Are there measures in the bill to encourage job-sharing? Are there employment oriented tax incentives? No. All the government has come up with is a technical committee to evaluate the effects of taxation on employment. Before you know it, we will be in the next recession and we will still not have found any solution, although we will have had the opportunity. If the object was to come up with an employment insurance bill, to define and produce rules such
that businesses are encouraged through taxation to keep employees, to train them, to ensure that they will continue to work for them rather than leave.
It should also have included incentives to reduce overtime. But the opposite is true, as I explained with respect to maximum insurable earnings. Here again, there is nothing favouring job creation, in particular by reducing overtime.

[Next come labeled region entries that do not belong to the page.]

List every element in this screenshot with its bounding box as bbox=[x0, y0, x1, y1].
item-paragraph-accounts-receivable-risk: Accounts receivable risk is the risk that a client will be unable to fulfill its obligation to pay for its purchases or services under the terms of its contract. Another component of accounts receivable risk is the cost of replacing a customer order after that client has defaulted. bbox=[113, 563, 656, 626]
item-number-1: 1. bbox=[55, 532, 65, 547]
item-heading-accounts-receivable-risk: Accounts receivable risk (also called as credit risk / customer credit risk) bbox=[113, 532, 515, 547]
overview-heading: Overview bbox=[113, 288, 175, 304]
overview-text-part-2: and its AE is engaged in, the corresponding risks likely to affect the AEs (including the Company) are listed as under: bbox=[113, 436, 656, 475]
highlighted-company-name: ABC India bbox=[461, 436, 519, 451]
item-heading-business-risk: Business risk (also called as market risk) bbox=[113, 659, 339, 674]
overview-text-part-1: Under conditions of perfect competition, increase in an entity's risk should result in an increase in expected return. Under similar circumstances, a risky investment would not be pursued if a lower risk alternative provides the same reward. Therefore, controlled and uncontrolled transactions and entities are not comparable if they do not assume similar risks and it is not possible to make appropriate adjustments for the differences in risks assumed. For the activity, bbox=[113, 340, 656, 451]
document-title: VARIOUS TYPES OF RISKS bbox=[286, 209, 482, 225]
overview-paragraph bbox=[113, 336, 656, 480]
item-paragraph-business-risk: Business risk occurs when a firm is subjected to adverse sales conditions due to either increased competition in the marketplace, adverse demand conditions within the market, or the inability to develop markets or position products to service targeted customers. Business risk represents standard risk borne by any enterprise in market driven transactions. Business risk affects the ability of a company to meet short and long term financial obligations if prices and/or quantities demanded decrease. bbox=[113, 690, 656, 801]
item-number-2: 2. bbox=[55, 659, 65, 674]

Another thing that could have been done was to increase the effectiveness of training. This means doing the right things in the right places. Why can the government not understand that people throughout Quebec are saying that the waste in this sector is outrageous, that the fact that both governments are operating in the same sector is unacceptable?
Madam Speaker, you are indicating to me that my time is up. I will conclude in one minute by saying that this bill is not an employment insurance bill, but a bill to amend the Unemployment Insurance Act, unfortunately for the worse, as the basic criteria are no longer even met. The result is that unemployment insurance is becoming a luxury in our society.